Provide user more control about how much memory the RTS retains

Currently after a spike in memory usage the RTS is very reluctant to return previously allocated blocks to the OS. This is to prevent expensive thrashing due to deallocating and reallocating blocks.

The code which controls this lives in GC.c↕

/* If the amount of data remains constant, next major GC we'll
       * require (F+1)*live + prealloc. We leave (F+2)*live + prealloc
       * in order to reduce repeated deallocation and reallocation. #14702
       */
      need = need_prealloc + (RtsFlags.GcFlags.oldGenFactor + 2) * need_live;

      /* Also, if user set heap size, do not drop below it.
       */
      need = stg_max(RtsFlags.GcFlags.heapSizeSuggestion, need);

      /* But with a large nursery, the above estimate might exceed
       * maxHeapSize.  A large resident set size might make the OS
       * kill this process, or swap unnecessarily.  Therefore we
       * ensure that our estimate does not exceed maxHeapSize.
       */
      if (RtsFlags.GcFlags.maxHeapSize != 0) {
          need = stg_min(RtsFlags.GcFlags.maxHeapSize, need);
      }

      need = BLOCKS_TO_MBLOCKS(need);

      got = mblocks_allocated;

      if (got > need) {
          returnMemoryToOS(got - need);
      }
  }

By default oldGenFactor is 2 so we end up retaining up to 4 * the current amount of live which will never be returned if the amount of live data remains high. With the copying GC you will always need 2 * the amount of live data but with the compacting GC you can get away with a small fraction overhead of 1.x* amount of live data.

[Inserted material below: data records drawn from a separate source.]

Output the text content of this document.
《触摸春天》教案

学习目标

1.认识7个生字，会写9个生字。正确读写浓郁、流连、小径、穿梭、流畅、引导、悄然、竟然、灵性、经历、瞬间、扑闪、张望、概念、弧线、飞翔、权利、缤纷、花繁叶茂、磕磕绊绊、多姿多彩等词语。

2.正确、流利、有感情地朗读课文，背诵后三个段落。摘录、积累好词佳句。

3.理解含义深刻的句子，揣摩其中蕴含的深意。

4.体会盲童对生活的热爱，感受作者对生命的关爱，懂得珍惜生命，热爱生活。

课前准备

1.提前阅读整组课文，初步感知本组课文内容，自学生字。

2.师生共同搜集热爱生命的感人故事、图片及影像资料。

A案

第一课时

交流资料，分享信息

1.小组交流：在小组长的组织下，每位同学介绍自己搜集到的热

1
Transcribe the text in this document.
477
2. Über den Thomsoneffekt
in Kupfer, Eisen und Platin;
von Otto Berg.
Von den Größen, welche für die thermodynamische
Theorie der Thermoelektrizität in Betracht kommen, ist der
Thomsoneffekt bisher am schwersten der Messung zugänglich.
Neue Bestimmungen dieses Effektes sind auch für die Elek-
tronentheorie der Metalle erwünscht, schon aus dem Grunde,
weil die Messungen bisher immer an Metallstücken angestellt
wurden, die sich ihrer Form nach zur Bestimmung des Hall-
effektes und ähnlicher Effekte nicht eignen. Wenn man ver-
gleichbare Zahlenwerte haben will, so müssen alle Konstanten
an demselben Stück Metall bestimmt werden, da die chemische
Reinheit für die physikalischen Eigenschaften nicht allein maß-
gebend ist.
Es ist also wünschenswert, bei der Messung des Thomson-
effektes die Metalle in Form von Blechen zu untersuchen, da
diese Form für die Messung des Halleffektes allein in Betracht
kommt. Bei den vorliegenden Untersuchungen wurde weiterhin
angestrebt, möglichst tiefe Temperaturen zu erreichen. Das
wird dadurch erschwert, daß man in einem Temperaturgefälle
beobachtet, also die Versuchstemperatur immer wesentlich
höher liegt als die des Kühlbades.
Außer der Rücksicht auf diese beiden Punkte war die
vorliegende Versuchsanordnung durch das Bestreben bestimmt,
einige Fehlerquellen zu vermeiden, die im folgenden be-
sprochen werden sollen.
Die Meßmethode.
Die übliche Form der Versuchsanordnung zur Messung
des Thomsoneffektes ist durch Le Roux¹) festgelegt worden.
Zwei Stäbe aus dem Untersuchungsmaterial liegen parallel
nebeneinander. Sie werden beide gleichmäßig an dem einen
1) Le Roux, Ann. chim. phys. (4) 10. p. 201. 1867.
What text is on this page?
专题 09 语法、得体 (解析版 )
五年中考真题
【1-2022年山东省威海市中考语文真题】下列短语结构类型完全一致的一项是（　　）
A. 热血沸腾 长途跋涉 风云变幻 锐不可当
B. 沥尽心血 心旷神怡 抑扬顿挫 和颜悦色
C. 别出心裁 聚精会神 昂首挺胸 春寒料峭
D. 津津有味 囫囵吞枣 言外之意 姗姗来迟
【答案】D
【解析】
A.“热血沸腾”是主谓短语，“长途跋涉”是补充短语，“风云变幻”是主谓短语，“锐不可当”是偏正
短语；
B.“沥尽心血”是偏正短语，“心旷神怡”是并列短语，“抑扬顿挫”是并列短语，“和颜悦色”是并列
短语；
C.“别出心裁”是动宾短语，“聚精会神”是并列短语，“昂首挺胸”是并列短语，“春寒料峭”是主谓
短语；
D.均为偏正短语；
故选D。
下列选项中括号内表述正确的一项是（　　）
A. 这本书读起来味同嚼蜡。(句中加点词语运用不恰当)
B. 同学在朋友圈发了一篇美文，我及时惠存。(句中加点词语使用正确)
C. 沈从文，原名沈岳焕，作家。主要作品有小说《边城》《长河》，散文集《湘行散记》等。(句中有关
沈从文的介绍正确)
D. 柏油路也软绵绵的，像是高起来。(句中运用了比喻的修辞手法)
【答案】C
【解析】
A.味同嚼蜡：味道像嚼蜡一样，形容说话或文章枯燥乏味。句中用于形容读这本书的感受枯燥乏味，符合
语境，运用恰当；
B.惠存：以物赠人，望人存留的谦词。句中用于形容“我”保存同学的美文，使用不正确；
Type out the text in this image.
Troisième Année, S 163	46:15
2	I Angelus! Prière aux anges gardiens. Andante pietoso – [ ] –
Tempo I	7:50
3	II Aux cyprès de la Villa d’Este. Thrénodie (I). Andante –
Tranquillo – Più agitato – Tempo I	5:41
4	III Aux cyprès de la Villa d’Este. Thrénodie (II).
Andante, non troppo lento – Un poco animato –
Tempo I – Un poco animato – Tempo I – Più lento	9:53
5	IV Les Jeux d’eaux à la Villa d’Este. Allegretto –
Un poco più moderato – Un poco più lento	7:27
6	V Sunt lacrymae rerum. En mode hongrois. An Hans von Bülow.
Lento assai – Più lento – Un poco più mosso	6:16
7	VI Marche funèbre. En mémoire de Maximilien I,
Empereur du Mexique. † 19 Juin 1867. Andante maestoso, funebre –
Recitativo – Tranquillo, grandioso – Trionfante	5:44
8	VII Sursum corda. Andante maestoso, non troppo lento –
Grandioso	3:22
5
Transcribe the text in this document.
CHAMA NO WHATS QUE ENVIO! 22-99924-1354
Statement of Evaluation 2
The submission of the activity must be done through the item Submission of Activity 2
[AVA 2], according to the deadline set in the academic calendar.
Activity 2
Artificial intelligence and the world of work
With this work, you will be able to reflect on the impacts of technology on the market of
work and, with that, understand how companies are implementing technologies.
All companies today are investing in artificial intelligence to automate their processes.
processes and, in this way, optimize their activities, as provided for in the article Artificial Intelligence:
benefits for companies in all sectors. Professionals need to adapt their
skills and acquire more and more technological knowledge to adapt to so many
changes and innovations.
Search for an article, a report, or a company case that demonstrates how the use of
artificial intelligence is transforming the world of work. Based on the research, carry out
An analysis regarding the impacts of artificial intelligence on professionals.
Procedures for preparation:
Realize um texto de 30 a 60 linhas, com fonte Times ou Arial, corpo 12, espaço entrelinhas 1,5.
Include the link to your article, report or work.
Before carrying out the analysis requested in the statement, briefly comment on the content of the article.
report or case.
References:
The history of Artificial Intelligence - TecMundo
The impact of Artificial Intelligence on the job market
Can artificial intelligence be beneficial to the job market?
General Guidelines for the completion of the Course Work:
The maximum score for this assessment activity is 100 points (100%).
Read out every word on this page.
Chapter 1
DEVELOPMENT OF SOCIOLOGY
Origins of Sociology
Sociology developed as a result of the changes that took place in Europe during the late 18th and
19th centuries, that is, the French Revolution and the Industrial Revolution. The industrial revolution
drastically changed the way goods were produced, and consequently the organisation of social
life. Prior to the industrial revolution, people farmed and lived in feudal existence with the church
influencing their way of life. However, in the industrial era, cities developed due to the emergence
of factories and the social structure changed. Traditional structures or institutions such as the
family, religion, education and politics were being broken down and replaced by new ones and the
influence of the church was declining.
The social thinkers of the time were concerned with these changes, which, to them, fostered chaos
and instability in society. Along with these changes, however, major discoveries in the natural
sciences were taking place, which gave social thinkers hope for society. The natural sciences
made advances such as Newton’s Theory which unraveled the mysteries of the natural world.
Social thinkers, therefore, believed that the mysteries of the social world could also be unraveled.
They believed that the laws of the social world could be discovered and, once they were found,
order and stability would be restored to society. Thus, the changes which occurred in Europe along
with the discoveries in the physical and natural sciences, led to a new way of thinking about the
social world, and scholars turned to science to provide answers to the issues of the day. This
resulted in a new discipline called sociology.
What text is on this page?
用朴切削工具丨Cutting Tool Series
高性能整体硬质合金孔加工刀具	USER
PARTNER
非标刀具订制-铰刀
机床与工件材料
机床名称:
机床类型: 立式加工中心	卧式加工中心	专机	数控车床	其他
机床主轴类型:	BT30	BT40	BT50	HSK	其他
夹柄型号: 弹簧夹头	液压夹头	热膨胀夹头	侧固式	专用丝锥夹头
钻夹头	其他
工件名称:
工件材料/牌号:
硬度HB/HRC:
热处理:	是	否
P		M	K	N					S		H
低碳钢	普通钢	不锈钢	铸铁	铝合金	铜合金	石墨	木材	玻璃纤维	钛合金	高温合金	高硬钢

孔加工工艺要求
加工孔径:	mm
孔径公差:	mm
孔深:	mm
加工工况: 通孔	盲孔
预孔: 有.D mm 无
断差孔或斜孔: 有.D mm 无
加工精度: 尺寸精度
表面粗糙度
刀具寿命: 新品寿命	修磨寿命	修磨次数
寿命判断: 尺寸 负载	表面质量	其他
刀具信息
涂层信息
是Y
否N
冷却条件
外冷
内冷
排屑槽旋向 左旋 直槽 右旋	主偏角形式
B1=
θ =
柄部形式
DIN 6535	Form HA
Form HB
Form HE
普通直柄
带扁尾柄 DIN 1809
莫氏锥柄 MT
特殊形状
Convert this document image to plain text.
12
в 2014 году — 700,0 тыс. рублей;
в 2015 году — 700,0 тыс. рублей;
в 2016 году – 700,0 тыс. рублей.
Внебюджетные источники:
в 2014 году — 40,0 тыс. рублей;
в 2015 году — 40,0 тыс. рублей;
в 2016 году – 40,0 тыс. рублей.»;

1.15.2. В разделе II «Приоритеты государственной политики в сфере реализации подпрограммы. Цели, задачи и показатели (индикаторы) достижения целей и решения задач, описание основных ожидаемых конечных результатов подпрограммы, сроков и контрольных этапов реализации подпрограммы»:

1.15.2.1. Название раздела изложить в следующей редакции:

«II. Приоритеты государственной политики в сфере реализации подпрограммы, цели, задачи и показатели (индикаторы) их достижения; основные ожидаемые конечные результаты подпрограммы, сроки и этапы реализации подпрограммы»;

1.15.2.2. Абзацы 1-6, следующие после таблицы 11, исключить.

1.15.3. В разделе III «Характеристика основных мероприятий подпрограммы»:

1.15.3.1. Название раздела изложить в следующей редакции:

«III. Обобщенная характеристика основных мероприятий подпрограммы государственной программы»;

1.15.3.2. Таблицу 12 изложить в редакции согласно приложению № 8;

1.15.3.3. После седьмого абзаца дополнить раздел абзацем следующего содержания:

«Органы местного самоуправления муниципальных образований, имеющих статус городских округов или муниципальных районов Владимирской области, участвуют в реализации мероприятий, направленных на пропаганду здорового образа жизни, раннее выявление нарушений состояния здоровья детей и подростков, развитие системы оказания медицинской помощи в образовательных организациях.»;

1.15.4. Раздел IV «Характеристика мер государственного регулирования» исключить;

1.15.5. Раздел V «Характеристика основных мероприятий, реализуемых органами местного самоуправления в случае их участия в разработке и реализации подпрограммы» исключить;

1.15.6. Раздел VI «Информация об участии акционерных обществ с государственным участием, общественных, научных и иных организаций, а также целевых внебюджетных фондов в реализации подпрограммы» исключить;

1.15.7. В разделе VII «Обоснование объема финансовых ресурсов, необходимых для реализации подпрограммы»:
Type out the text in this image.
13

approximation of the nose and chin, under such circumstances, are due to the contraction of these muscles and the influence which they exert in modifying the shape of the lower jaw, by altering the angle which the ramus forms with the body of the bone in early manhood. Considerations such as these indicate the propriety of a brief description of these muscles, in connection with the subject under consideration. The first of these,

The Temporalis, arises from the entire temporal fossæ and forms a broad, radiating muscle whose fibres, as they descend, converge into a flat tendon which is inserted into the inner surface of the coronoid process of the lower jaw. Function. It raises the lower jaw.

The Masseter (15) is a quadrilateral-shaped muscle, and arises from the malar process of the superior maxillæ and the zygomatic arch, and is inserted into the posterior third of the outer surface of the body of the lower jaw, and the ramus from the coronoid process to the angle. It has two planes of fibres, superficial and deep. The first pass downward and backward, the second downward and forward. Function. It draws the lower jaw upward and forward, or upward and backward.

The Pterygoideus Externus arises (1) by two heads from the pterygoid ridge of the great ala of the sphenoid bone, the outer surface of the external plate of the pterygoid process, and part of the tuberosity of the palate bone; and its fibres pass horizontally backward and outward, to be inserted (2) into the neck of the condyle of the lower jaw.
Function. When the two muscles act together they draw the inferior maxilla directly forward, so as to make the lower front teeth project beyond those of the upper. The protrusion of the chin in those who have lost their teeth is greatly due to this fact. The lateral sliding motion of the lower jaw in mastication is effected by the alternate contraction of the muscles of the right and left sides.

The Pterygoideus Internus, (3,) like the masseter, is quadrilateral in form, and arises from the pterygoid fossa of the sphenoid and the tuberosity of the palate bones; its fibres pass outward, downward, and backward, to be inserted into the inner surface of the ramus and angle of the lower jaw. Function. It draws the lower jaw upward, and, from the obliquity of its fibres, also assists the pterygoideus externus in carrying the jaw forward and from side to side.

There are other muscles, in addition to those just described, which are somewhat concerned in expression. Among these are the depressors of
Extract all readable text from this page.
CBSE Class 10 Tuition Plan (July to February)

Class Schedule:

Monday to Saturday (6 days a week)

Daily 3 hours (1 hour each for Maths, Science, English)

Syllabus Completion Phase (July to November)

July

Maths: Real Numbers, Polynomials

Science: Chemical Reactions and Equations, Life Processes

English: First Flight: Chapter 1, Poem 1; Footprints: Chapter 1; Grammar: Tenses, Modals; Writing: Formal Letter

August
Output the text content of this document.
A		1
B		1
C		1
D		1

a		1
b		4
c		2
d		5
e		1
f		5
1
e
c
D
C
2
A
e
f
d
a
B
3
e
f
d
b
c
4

Another factor in the calculation is the -F flag, which indicates how much to scale the size retained for the oldest generation by before doing another collection. (docs)

Combining these factors we are left with the situation that we need to preserve the following amount of memory.

Copying: ((F -1)+ 2)*live + prealloc
Compacting: ((F - 1) + 1.x) * live) + prealloc

What is currently implemented is (F+2)*live + prealloc in order to add some more overhead to prevent thrashing.

Secondly, I think it would be better if the oldGenFactor would decay over time so that processes with a large amount of live data but limited other allocations don't end up retaining a huge amount of memory after a spike. One possible way would be on a major GC triggered by an idle period, then don't be so keen to retain as much memory. Without an idle GC then these programs will rarely perform GC because the size of the allocation area for the oldest generation will be very big compared to how much work the program does.

https://gitlab.haskell.org/ghc/ghc/-/blob/master/rts/sm/GC.c#L984

Ways that we could improve this are:

When using the compacting GC for the oldest generation -c, only retain a smaller percentage of maximum live bytes, for example 1.2 * live data.
When using the copying GC, provide a flag to more precisely control how much memory is retained past the necessary 2 * live bytes
When using the copying GC, provide a flag to gradually return memory to the OS with some decay factor. Possibly related to idle GCs.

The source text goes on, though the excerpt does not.